Month 2 — Address top 2 identified gaps
From your self-assessment, identify the two lowest-scoring skill areas. Dedicate Month 2 to targeted study:
- If your gap is fine-tuning: Complete the Hugging Face PEFT tutorial. Fine-tune a small model on a custom dataset.
- If your gap is observability: Add Sentry and Langfuse to your Month 1 project. Set up dashboards for token usage, latency, and error rates.
- If your gap is security: Read the OWASP LLM Top 10. Audit your Month 1 project for prompt injection vulnerabilities.
- If your gap is cost optimization: Implement prompt caching and model routing in your Month 1 project. Measure the cost savings.
Month 3 — Contribute and teach
The best way to solidify knowledge is to share it. In Month 3, choose one of these contribution paths:
- Build an MCP server and publish it. Even a simple one (a domain-specific tool integration) contributes to the ecosystem and demonstrates your understanding of the protocol.
- Write a post-mortem on the AI feature you shipped in Month 1. Document what worked, what failed, what you would do differently.

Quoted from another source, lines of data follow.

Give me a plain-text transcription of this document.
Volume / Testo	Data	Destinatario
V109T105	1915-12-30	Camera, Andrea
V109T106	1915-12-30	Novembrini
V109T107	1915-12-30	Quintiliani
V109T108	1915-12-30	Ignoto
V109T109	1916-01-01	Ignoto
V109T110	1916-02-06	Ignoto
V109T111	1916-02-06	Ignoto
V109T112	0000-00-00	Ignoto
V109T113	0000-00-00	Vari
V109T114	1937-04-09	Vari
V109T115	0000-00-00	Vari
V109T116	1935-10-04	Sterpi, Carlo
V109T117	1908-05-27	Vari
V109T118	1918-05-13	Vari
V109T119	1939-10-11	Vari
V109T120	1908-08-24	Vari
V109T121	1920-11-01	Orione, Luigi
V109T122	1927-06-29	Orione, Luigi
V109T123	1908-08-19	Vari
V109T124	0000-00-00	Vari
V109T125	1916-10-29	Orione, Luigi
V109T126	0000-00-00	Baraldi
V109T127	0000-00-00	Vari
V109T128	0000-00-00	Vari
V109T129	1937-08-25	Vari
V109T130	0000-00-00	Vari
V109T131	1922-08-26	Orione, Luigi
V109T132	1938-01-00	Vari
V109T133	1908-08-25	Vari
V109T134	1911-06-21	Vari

Publish it on your blog or LinkedIn.
- Teach a workshop based on one module from this course. Teaching forces you to understand the material at a deeper level than building does.
The best way to solidify what you learned is to teach it or ship it. Pick one for Month 1. If you ship an AI feature to production, you will learn more from debugging real-world issues in one week than from re-reading course material for a month.
Capstone Self-Assessment Rubric
Use this five-criteria rubric to evaluate the quality of your capstone project. Rate each criterion on a 1–5 scale.
A total score of 20/25 or higher indicates a strong portfolio piece. A score of 15–19 indicates a solid foundation that would benefit from polish. Below 15 suggests revisiting the architecture or scope.
Course Complete
You started this course as a TypeScript developer who used LLM APIs. You are finishing it as an AI engineer who understands the systems behind those APIs, can design and build production AI applications, and has six deployed projects to prove it.
The field is moving fast. Models will get better, APIs will change, new patterns will emerge. But the fundamentals you learned — how transformers work, how to build retrieval systems, how to design agents, how to reason about cost and quality, how to integrate multimodal capabilities — those are durable. They are the foundation on which everything else is built.
Keep building. Keep shipping. Keep learning.